The company was founded in 2017, and it raised about $1.5 billion from investors over the years before its IPO.

Fervo’s first commercial project, Cape Station in Utah, is expected to have a capacity of about 500 megawatts. The first unit is set to start generating power for customers by October and the next two units by January 2027.

The new funding from the IPO could help the company scale. Fervo currently has over 600 megawatts’ worth of binding power purchase agreements. And it has leases for land that could together generate more than 40 gigawatts of electricity. (As of 2024, the entire US geothermal fleet had a capacity of just 4 gigawatts.)

The company also has an eye on cutting construction and drilling costs—its Cape Station plant is expected to cost about $7 per kilowatt, which is cheaper than new nuclear power plants but over twice the expense of building a new natural-gas plant in the US. 

X-energy also aims to provide reliable clean power: it’s part of the wave of next-generation nuclear companies working on small modular reactors. The company is building high-temperature gas-cooled reactors, which flow helium over self-contained pebbles of nuclear fuel. These reactors will each generate 80 megawatts of electricity, less than one-tenth the output of larger ones like Unit 4 at Plant Vogtle in Georgia, the most recent addition to the commercial nuclear fleet in the US.  

X-energy also saw its IPO go well, and prices surged in trading after the initial offering. One interesting tidbit here—the company had previously planned to go public in 2023 but decided against it because of difficult market conditions.

The company is still years away from demonstrating its technology in a commercial project. 

You may recall a story I wrote last year about its effort to build nuclear reactors at the site of a Dow Chemical plant in Texas. The company recently received a key environmental approval for that project, though it’s still waiting for the final green light from the Nuclear Regulatory Commission to start construction.

Finally, Solv Energy builds solar and energy storage projects, mostly for utilities and independent power producers. Solar and batteries are some of the cheapest and easiest technologies to add to the grid, so this one could get a lot of capacity online, quickly. The company already has 21 gigawatts’ worth of projects operational across 35 states.
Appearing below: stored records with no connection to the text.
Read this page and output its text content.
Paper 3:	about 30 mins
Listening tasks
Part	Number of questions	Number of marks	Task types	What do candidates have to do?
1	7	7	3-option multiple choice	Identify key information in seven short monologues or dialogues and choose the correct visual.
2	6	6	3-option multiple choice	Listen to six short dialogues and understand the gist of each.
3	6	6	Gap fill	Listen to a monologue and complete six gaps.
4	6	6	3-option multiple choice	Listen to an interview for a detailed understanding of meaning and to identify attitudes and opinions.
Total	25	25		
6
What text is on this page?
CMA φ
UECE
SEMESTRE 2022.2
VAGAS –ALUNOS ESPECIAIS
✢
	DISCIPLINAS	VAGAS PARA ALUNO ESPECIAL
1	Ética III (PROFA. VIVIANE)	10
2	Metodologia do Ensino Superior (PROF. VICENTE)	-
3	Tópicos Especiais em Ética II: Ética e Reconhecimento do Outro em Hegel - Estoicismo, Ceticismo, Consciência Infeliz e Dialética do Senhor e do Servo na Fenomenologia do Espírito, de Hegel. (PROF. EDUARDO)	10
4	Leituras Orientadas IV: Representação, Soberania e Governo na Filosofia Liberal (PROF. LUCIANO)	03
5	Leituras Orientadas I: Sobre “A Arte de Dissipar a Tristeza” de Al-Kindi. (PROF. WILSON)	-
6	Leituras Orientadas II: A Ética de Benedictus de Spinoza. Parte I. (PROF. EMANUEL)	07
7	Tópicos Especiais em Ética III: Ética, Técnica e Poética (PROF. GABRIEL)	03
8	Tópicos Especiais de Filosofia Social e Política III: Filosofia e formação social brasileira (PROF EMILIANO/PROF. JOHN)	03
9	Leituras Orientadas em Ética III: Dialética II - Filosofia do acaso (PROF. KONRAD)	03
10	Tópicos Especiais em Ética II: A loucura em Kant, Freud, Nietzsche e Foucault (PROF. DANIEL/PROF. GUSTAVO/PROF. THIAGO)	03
Many companies in the energy sector are pinning their hopes on the rapid growth in data center construction and operation. The AI boom has transformed the energy landscape, pushing electricity demand higher in a country where it’s been relatively flat for the last decade or so. Solv Energy mentioned data centers over a dozen times in documents filed with the Securities and Exchange Commission before its IPO. 

And Fervo and X-energy are particularly connected to the tech giants driving AI. Google has been a longtime investor in Fervo and also pioneered what it calls its clean transition tariff with the company. Amazon is a client of X-energy as well as an investor; it reportedly owns close to 20% of the company.

Fervo and X-energy are also in industries that occupy a political sweet spot. President Trump and his administration have gone after wind power and other renewables, cutting off existing support and slowing approvals for new projects. Meanwhile, geothermal and particularly nuclear power have kept favor with the federal government and enjoyed continued tax credits and grant funding.

If a few big leaders cash through these IPOs, it could help investors feel more confident about supporting the energy sector, even if that money is concentrated in later-stage ventures like these rather than earlier-stage companies. 

We could see other firms, particularly in nuclear and geothermal, attempt a similar route in the year ahead.

A key thing to watch here will be whether Fervo and X-energy in particular can succeed in scaling up and deploying their technology. If either of these companies stumbles or misses a timeline, it could have ripple effects for those hoping to follow in these very lucrative footsteps.